The second addition to the party was the major’s factotum, Christopher Columbus Julius Pompey Snaggs. But for purposes of identification he answered to the name of Jumbo. Jumbo was a big-framed negro, intensely black and with a sunny, child-like disposition. He had a propensity for coining words to suit his convenience, deeming the King’s English insufficient in scope to express his emotions.
Standing on the sandy strip of beach as he emerged from the red canoe, with a load of “duffle,” Jumbo gazed about him in an interested way.
“Dis sutt’in’ly am a glumpferiferous spot to locate a camp,” he remarked, letting his big eyes roll from the tranquil expanse of lake, fringed with feathery balsams and firs, to the slope above him clothed in its growth of fine timber, some of it hundreds of years old.
“Here you, Jumbo, hurry up with that bedding and then clean those fish!”
The voice was the major’s. It hailed from a level spot a short distance above the sandy beach. On this small plateau, the canvas “tepees” the Boy Scouts carried were already erected, and a good fire was burning between two green logs.
“Yas, sah, yas, sah! I’se a comin’,” hailed the negro, lumbering up among the loose rock, and almost spilling his load in his haste, “I’se a coming so quintopulous dat you all kain’t see muh fer de dus’ I’se raisin’.”
Before long the fish, caught by trolling as they came along, were frizzling in the pan, and spreading an appetizing odor abroad.
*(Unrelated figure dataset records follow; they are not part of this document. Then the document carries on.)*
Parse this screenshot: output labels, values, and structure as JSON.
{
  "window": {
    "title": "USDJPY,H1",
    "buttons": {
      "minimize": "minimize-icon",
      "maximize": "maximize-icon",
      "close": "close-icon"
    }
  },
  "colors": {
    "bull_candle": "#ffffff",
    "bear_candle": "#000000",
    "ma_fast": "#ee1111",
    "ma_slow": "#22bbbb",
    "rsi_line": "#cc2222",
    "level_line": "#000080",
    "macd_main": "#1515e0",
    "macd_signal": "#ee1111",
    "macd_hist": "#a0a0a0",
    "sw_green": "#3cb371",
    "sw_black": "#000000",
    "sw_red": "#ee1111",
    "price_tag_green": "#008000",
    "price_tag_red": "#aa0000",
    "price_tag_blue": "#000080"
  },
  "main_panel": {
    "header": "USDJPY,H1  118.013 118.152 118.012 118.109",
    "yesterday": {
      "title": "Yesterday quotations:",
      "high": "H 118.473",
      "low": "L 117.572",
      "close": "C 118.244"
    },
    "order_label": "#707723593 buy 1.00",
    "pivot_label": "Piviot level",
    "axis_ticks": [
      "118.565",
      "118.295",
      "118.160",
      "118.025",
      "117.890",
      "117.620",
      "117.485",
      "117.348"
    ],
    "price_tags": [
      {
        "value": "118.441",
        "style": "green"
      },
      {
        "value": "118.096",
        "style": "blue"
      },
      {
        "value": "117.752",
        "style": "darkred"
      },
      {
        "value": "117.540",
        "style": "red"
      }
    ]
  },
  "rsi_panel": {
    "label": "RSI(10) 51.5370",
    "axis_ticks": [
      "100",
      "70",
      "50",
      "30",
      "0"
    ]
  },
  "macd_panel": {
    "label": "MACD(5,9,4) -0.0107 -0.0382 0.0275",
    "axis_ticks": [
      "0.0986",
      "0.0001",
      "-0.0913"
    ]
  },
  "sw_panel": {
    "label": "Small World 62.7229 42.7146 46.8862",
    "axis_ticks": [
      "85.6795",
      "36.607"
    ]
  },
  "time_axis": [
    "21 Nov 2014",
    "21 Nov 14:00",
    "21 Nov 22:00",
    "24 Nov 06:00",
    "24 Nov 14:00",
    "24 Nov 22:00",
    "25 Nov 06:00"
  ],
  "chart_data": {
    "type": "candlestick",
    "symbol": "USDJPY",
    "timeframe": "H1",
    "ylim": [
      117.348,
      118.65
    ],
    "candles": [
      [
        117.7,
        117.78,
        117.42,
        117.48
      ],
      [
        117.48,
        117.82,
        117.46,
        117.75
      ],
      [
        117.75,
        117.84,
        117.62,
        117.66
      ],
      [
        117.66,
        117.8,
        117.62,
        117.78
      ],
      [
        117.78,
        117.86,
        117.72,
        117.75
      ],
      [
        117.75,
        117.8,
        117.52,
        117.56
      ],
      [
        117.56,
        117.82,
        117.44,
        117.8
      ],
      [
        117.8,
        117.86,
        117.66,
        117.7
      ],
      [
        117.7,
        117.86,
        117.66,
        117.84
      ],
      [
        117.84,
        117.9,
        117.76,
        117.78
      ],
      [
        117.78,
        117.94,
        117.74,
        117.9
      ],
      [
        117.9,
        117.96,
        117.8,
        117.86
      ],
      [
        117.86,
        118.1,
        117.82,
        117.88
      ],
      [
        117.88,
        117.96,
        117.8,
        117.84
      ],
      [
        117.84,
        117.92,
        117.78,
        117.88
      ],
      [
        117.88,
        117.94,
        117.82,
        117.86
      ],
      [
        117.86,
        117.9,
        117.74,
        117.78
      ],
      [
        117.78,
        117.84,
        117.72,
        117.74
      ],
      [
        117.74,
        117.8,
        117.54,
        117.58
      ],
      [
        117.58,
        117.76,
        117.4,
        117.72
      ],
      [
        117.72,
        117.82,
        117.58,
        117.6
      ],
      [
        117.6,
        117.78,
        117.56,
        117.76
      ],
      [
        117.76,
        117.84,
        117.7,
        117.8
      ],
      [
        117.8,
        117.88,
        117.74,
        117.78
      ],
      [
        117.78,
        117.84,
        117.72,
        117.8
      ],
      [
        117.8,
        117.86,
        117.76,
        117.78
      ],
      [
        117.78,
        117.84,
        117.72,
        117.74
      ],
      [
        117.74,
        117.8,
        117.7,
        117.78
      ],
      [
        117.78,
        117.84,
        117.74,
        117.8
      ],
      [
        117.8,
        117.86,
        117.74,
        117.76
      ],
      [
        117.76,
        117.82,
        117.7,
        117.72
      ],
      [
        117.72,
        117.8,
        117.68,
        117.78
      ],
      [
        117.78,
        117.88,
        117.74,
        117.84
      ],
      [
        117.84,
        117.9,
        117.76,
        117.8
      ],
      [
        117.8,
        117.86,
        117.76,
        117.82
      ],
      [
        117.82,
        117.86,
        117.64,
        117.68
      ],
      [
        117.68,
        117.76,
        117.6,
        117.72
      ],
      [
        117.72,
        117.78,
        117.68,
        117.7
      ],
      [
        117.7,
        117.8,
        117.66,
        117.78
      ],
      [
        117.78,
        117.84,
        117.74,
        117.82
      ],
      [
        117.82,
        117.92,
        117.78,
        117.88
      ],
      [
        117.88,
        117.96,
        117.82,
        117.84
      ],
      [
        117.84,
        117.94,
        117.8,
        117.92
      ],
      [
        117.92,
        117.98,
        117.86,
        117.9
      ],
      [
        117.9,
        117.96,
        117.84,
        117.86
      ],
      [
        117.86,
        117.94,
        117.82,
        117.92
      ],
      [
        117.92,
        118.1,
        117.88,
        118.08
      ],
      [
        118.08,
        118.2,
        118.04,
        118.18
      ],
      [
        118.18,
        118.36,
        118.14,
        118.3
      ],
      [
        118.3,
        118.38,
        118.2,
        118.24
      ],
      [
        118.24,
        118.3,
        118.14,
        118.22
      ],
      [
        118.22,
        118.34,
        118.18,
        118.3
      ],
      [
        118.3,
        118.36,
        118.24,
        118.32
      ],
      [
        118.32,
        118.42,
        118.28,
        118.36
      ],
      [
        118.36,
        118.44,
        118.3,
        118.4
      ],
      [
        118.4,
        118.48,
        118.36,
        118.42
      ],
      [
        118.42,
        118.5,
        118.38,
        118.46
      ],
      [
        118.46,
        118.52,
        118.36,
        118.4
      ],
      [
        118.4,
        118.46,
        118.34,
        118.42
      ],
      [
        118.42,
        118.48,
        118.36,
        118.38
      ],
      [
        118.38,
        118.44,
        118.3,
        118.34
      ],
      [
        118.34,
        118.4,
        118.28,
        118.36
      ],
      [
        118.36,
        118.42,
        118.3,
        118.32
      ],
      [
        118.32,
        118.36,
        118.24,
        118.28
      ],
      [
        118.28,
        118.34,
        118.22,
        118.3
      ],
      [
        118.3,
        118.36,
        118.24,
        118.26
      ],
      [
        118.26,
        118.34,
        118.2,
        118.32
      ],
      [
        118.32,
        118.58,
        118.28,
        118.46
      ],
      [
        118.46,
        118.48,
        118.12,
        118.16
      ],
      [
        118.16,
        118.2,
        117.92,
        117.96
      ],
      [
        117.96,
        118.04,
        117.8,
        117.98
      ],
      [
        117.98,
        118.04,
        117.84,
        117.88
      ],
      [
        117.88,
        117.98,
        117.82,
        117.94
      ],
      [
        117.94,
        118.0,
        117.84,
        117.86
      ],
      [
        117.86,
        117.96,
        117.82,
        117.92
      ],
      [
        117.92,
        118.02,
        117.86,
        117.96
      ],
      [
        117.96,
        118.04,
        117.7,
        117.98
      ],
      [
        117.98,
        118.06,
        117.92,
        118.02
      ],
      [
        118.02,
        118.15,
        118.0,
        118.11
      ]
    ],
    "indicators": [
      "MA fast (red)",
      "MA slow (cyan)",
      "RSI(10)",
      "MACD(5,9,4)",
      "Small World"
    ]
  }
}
The aroma of coffee and camp biscuit mingled with the other appetizing smells.
“Race anybody down to the lake for a wash!” shouted Rob suddenly.
In a flash he was off, followed by Merritt, Hiram and Tubby. Little Andy Bowles, with his bugle suspended from his shoulders by a cord of the Eagle colors, hurried along behind on his stumpy little legs.
“I win!” shouted Rob as he, with difficulty, paused on the brink of the lake. But hardly were the words out of his mouth before Merritt flashed up beside him.